Ahnelos de cambio
Soñábamos aquellos jóvenes de los setenta con un gobierno democrático y discreto, que no luciera bajo palio en las funciones religiosas ni atosigara a los ciudadanos con sus mecanismos de control, censura y represión. Odiábamos los estudiantes, y así lo expresábamos en las asambleas de facultad, el histriónico ordeno y mando de los jerarcas oficiales y sus oropeles de película casposa.
Éramos incapaces de soportar las formas disparatadas de aquella dictadura agonizante.
Nos estaban robando la libertad en los años de juventud en que resulta ser la condición más valiosa, pero también era una cuestión de pudor. La cultura política se había vuelto una mascarada decrépita.
Simplemente, añorábamos unos dirigentes políticos extraídos de la sociedad, y por deseo de ésta, gente normal que no hiciera del poder una profesión, que fuera a la oficina en bus o bicicleta, como veíamos que hacían muchos mandatarios europeos de la época.
Queríamos ser gobernados por gente preparada, sencilla y eficaz, que no conjugara los verbos en primera persona del singular, que creyera en el trabajo de los equipos, en la voluntad del esfuerzo, en el progreso intelectual a través del diálogo.
La realidad, sin embargo, ha derivado en una situación muy distinta. Hemos creado un monstruo que todos coincidimos en que no contribuye a una convivencia democrática saludable, pero no hacemos nada para erradicarlo, más allá de proclamar un lavado de cara que siempre se convierte en una maniobra ficticia.
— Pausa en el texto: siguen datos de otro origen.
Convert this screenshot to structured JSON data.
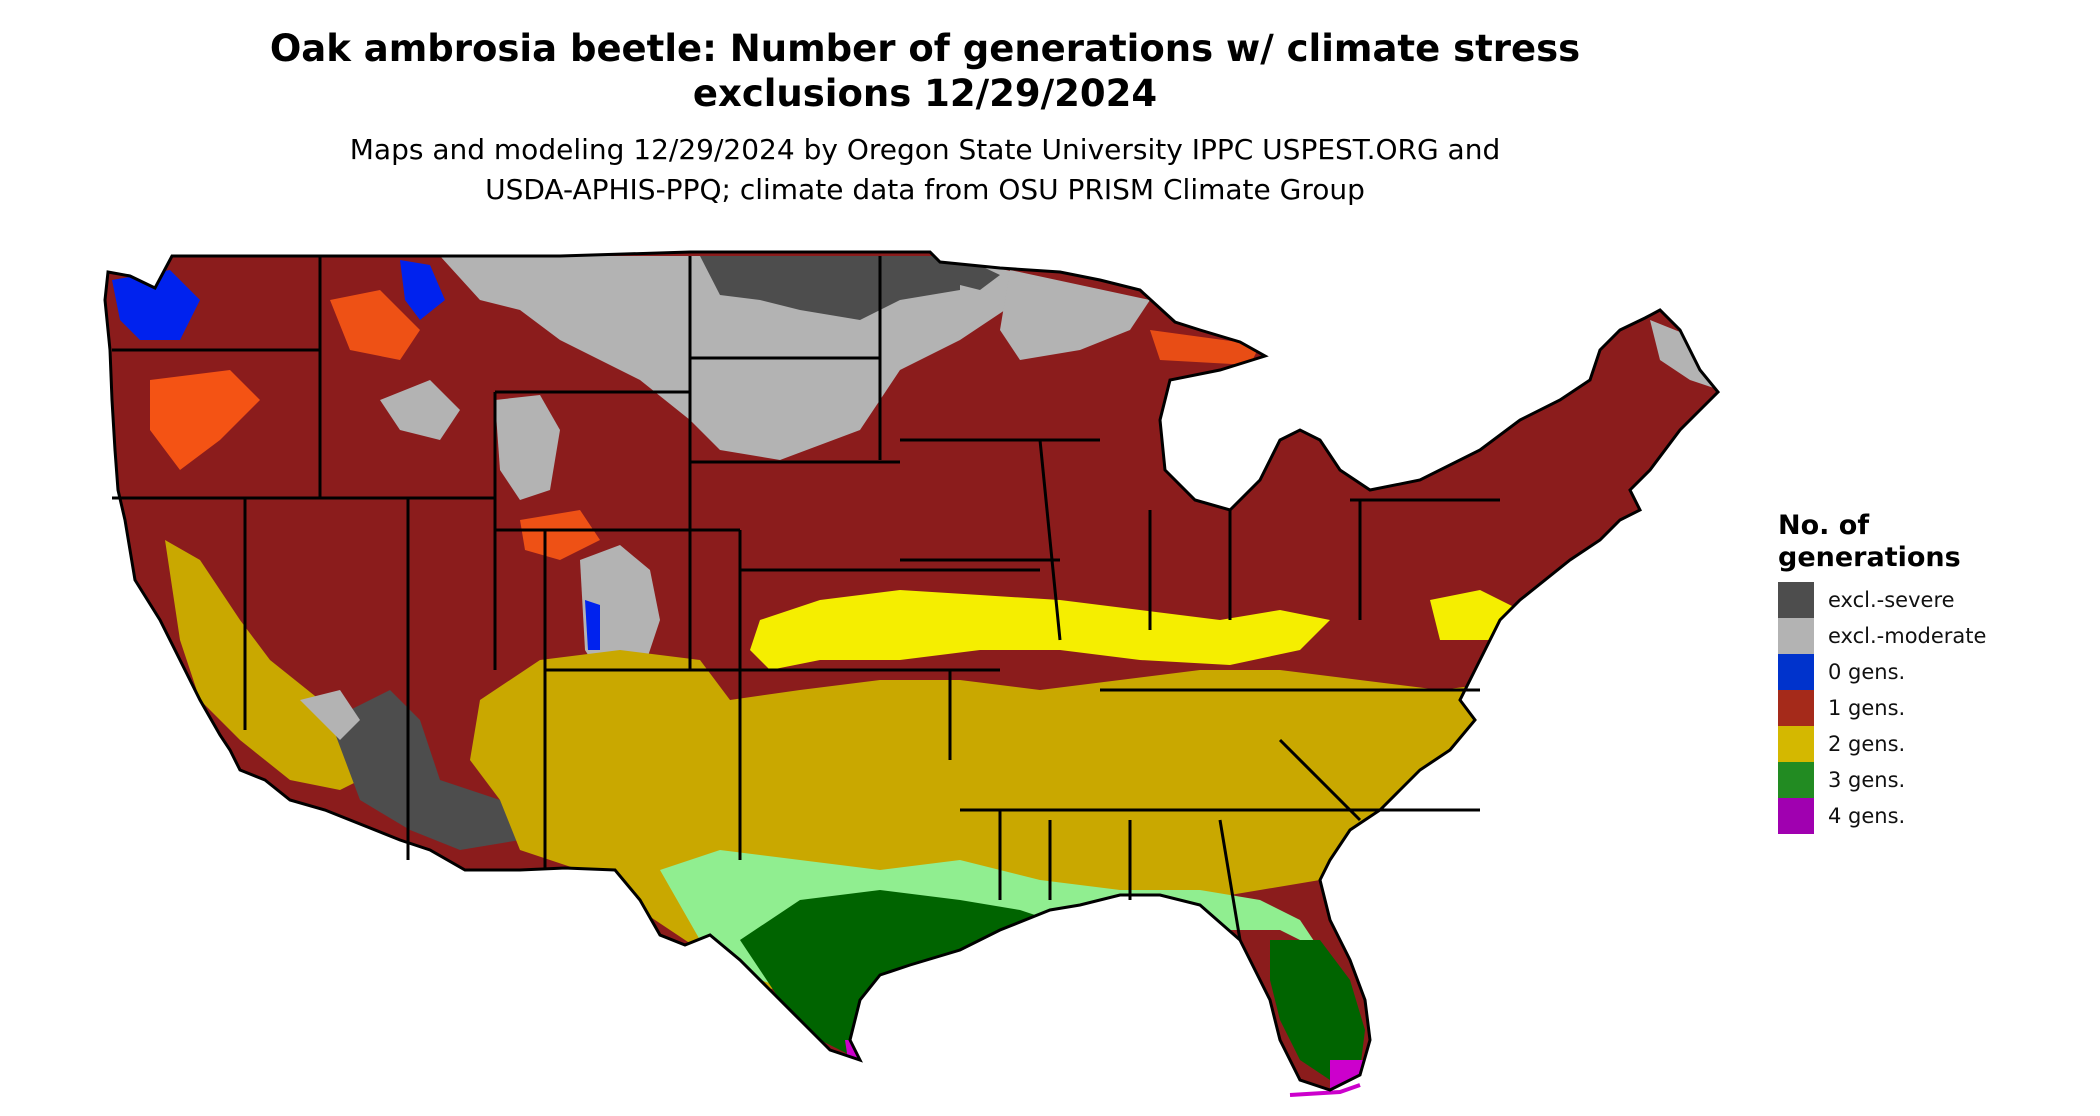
{
  "header": {
    "title_line1": "Oak ambrosia beetle: Number of generations w/ climate stress",
    "title_line2": "exclusions 12/29/2024",
    "subtitle_line1": "Maps and modeling 12/29/2024 by Oregon State University IPPC USPEST.ORG and",
    "subtitle_line2": "USDA-APHIS-PPQ; climate data from OSU PRISM Climate Group"
  },
  "legend": {
    "title_line1": "No. of",
    "title_line2": "generations",
    "items": [
      {
        "label": "excl.-severe",
        "color": "#4d4d4d"
      },
      {
        "label": "excl.-moderate",
        "color": "#b3b3b3"
      },
      {
        "label": "0 gens.",
        "color": "#0033cc"
      },
      {
        "label": "1 gens.",
        "color": "#a52a1a"
      },
      {
        "label": "2 gens.",
        "color": "#d4b800"
      },
      {
        "label": "3 gens.",
        "color": "#228b22"
      },
      {
        "label": "4 gens.",
        "color": "#a000b0"
      }
    ]
  },
  "map_colors": {
    "one_gen_dark": "#8b1c1c",
    "orange_zone": "#ff5a14",
    "two_gen_mustard": "#c9a800",
    "two_gen_yellow": "#f5ee00",
    "three_gen_light": "#90ee90",
    "three_gen_dark": "#006400",
    "four_gen": "#cc00cc",
    "excl_moderate": "#b3b3b3",
    "excl_severe": "#4d4d4d",
    "zero_gen": "#0022ee"
  }
}
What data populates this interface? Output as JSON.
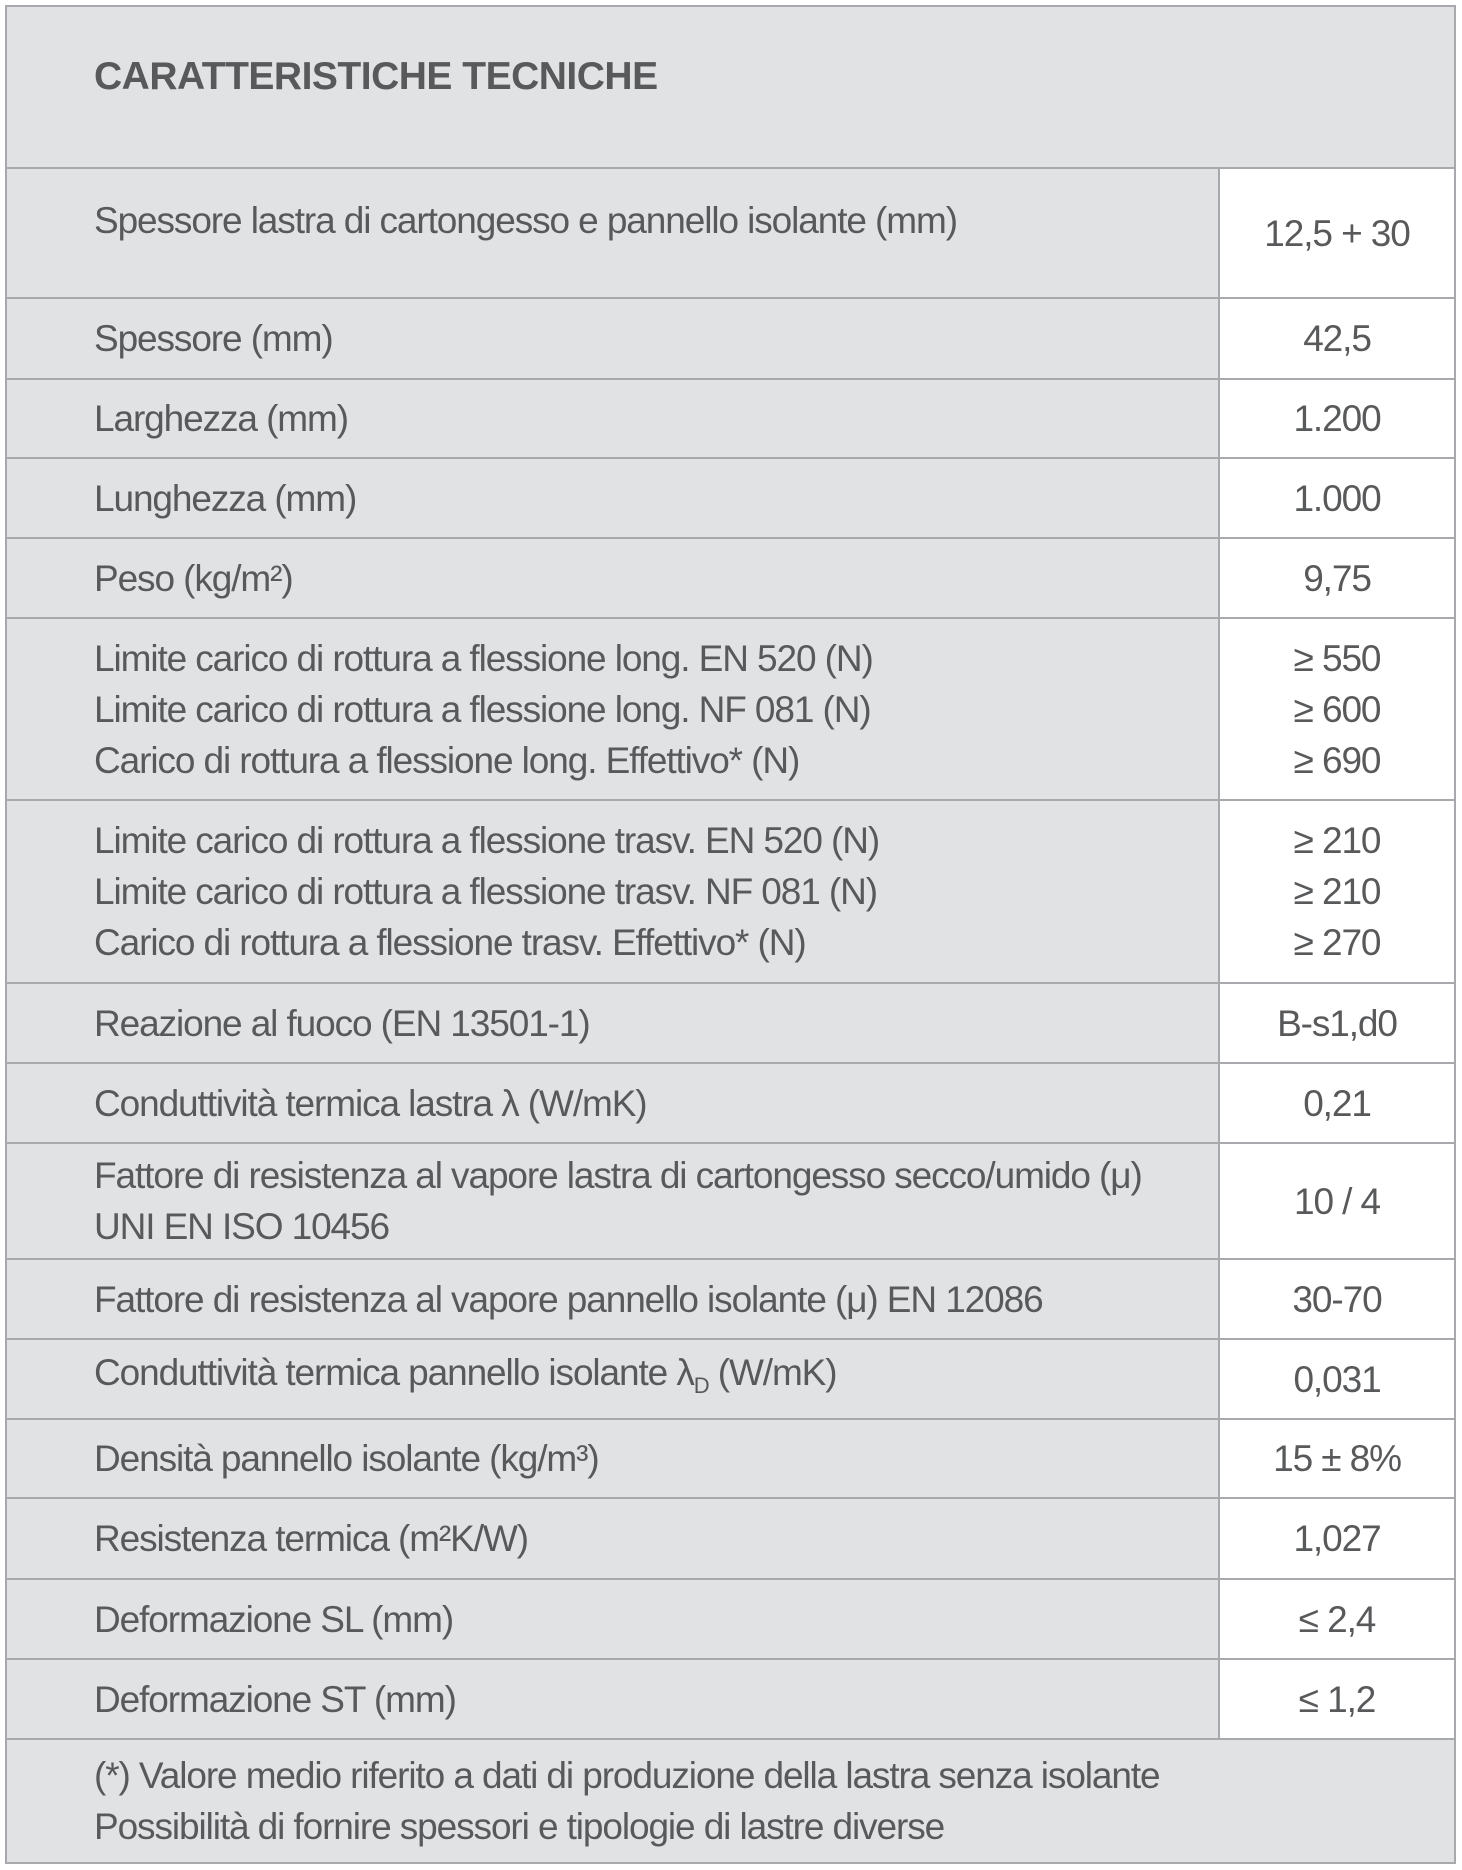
{
  "title": "CARATTERISTICHE TECNICHE",
  "rows": [
    {
      "label": [
        "Spessore lastra di cartongesso e pannello isolante (mm)"
      ],
      "value": [
        "12,5 + 30"
      ]
    },
    {
      "label": [
        "Spessore (mm)"
      ],
      "value": [
        "42,5"
      ]
    },
    {
      "label": [
        "Larghezza (mm)"
      ],
      "value": [
        "1.200"
      ]
    },
    {
      "label": [
        "Lunghezza (mm)"
      ],
      "value": [
        "1.000"
      ]
    },
    {
      "label": [
        "Peso (kg/m²)"
      ],
      "value": [
        "9,75"
      ]
    },
    {
      "label": [
        "Limite carico di rottura a flessione long. EN 520 (N)",
        "Limite carico di rottura a flessione long. NF 081 (N)",
        "Carico di rottura a flessione long. Effettivo* (N)"
      ],
      "value": [
        "≥ 550",
        "≥ 600",
        "≥ 690"
      ]
    },
    {
      "label": [
        "Limite carico di rottura a flessione trasv. EN 520 (N)",
        "Limite carico di rottura a flessione trasv. NF 081 (N)",
        "Carico di rottura a flessione trasv. Effettivo* (N)"
      ],
      "value": [
        "≥ 210",
        "≥ 210",
        "≥ 270"
      ]
    },
    {
      "label": [
        "Reazione al fuoco (EN 13501-1)"
      ],
      "value": [
        "B-s1,d0"
      ]
    },
    {
      "label": [
        "Conduttività termica lastra λ (W/mK)"
      ],
      "value": [
        "0,21"
      ]
    },
    {
      "label": [
        "Fattore di resistenza al vapore lastra di cartongesso secco/umido (μ)",
        "UNI EN ISO 10456"
      ],
      "value": [
        "10 / 4"
      ]
    },
    {
      "label": [
        "Fattore di resistenza al vapore pannello isolante (μ) EN 12086"
      ],
      "value": [
        "30-70"
      ]
    },
    {
      "label": [
        "Conduttività termica pannello isolante λ"
      ],
      "label_sub": "D",
      "label_after": " (W/mK)",
      "value": [
        "0,031"
      ]
    },
    {
      "label": [
        "Densità pannello isolante (kg/m³)"
      ],
      "value": [
        "15 ± 8%"
      ]
    },
    {
      "label": [
        "Resistenza termica (m²K/W)"
      ],
      "value": [
        "1,027"
      ]
    },
    {
      "label": [
        "Deformazione SL (mm)"
      ],
      "value": [
        "≤ 2,4"
      ]
    },
    {
      "label": [
        "Deformazione ST (mm)"
      ],
      "value": [
        "≤ 1,2"
      ]
    }
  ],
  "footer": [
    "(*) Valore medio riferito a dati di produzione della lastra senza isolante",
    "Possibilità di fornire spessori e tipologie di lastre diverse"
  ]
}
Los políticos han creado un mundo a la medida de sus intereses, en el que solo cuentan ellos y sus amigos. El clientelismo adictivo que todo lo invade. El sectarismo infame que defiende privilegios.
Hablamos de un modelo que se parece demasiado a aquel que anhelábamos superar los jóvenes de los setenta. Y eso deriva en una permanente frustración.